Millennials and Generation Z demand a personalized shopping experience. For example, they may want to search for a rugged mug but very few merchants write “rugged” in the product title. So they need an algorithm that understands both the text and the image to find the perfect text-to-image pairing.
Only M6, with cross-modality and multimodality, can understand the meaning of texts and images together in context.
Another application of M6 is in design and manufacturing. M6 can help designers generate sketches quickly through image synthesis. Designers can work on the sketches that M6 creates and shorten the production cycle from months to weeks.
Designs powered by M6, combined with more eco-friendly materials, could reduce the carbon footprint of T-shirt manufacturing by more than 30%.
Q. Why does DAMO Academy think we’ll see more co-evolution of small and large AI models?
A. Right now, training for large AI models is in the cloud. But edge computing is the future.
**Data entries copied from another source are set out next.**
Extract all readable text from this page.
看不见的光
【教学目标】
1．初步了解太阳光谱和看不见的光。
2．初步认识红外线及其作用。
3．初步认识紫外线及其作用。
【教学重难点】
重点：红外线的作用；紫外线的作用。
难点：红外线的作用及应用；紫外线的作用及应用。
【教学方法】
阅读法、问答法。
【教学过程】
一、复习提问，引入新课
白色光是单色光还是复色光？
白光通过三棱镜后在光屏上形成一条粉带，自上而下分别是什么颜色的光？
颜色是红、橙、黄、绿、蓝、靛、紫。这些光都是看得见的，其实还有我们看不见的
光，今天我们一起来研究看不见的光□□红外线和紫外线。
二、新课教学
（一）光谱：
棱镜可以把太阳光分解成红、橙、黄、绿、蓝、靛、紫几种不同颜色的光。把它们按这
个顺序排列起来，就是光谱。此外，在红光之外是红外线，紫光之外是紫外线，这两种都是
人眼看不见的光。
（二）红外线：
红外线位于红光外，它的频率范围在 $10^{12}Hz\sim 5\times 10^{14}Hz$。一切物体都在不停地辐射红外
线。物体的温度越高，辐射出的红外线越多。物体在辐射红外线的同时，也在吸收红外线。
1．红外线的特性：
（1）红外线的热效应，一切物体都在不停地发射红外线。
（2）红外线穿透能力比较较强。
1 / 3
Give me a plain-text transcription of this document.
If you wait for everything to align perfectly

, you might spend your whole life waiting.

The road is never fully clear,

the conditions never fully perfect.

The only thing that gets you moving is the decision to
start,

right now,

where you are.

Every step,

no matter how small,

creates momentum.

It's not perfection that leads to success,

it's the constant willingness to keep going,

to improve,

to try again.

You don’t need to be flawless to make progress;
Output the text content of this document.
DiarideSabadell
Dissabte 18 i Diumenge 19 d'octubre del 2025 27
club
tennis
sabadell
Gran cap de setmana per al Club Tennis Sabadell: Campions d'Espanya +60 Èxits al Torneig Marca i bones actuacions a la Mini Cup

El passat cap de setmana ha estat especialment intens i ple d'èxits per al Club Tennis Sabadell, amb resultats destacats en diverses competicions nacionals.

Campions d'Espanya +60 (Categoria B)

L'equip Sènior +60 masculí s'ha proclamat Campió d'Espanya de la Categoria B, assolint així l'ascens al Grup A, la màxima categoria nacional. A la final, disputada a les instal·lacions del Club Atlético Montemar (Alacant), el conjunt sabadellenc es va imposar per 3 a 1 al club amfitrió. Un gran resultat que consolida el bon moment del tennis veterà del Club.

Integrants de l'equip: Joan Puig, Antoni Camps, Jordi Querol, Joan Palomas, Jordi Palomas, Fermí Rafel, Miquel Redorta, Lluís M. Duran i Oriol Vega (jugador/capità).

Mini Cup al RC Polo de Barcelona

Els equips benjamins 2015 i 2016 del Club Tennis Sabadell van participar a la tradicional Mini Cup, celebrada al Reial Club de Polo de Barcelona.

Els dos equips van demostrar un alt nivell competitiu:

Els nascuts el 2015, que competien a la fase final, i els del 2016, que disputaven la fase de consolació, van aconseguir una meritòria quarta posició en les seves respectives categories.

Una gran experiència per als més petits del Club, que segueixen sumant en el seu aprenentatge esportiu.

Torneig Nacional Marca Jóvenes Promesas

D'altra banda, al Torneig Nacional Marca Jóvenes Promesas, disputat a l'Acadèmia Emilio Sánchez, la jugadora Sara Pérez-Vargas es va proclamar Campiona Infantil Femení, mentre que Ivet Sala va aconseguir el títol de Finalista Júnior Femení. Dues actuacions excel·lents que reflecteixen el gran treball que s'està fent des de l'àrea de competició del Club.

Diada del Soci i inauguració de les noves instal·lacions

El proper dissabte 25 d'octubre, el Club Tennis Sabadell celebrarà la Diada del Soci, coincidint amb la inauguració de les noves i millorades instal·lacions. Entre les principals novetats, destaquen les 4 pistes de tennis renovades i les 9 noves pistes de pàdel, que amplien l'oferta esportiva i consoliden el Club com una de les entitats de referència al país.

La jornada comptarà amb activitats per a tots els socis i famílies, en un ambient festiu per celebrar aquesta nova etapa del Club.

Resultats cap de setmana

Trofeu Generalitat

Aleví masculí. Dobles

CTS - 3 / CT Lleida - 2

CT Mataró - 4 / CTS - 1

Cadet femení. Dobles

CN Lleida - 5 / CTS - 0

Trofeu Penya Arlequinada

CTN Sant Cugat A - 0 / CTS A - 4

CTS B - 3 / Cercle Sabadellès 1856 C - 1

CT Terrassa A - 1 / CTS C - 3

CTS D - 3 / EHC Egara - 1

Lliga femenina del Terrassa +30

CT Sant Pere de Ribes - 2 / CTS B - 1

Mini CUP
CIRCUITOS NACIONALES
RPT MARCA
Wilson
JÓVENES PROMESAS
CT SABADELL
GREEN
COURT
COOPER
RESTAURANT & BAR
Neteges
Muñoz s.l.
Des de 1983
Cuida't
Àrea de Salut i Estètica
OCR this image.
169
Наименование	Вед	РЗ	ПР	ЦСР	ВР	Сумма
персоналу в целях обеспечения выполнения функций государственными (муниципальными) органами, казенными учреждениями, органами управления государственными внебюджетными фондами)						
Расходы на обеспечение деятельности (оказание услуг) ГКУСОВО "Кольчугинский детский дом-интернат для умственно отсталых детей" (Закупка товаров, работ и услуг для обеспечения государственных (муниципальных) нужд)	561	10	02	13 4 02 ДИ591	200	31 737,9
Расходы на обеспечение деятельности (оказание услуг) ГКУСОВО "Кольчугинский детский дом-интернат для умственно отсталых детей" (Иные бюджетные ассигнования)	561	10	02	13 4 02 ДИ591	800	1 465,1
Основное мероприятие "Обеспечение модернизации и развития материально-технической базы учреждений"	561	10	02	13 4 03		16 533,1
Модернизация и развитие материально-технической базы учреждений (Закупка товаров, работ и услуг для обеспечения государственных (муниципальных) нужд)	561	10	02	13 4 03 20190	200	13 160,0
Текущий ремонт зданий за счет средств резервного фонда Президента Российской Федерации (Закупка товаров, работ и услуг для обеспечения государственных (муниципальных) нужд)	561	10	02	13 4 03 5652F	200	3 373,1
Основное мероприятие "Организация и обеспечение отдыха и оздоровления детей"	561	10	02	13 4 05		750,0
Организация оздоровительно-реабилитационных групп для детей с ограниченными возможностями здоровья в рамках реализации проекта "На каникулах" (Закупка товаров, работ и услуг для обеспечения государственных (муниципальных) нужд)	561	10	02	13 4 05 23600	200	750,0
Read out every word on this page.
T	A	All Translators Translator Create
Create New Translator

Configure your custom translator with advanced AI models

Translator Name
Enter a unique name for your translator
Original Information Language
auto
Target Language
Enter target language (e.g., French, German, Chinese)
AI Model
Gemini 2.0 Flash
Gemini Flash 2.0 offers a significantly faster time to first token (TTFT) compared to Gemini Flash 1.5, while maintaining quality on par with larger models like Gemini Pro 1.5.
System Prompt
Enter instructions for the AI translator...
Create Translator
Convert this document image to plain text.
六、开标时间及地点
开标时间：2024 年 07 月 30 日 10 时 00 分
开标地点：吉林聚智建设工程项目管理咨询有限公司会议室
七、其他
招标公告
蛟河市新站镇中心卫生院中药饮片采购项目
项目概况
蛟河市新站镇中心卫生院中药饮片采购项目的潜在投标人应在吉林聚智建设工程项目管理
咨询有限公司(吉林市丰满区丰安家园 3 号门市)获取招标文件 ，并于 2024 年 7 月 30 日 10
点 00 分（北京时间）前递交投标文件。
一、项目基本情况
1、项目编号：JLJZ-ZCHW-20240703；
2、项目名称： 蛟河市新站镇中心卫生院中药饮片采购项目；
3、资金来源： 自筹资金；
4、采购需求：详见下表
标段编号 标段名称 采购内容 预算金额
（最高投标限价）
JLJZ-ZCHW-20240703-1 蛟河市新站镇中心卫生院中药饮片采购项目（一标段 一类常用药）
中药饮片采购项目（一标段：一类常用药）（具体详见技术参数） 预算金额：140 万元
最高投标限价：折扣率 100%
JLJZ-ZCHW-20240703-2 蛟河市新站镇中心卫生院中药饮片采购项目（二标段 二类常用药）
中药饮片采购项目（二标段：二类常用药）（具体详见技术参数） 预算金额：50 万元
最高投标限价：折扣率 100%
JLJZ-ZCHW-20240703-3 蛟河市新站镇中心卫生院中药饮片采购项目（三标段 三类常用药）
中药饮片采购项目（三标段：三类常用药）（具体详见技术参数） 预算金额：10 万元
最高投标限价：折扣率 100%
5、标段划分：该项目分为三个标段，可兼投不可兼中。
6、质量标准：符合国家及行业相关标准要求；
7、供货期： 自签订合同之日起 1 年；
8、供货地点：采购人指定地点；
From mobile phones to VR/AR glasses to self-driving vehicles, edge devices will process the data they collect and share insights near where the data is generated.
Because of data privacy concerns, users would prefer to have smaller AI models maintained on the edge instead of large AI models trained in the cloud. Edge computing would pave the way for true personalization of AI because everyone’s AI model would be diversified.
For active users, their AI models will be updated regularly. For those who are not, their models would stay more stable. Small AI models on the edge would regularly be synchronized with the large AI models on the cloud to achieve co-evolution.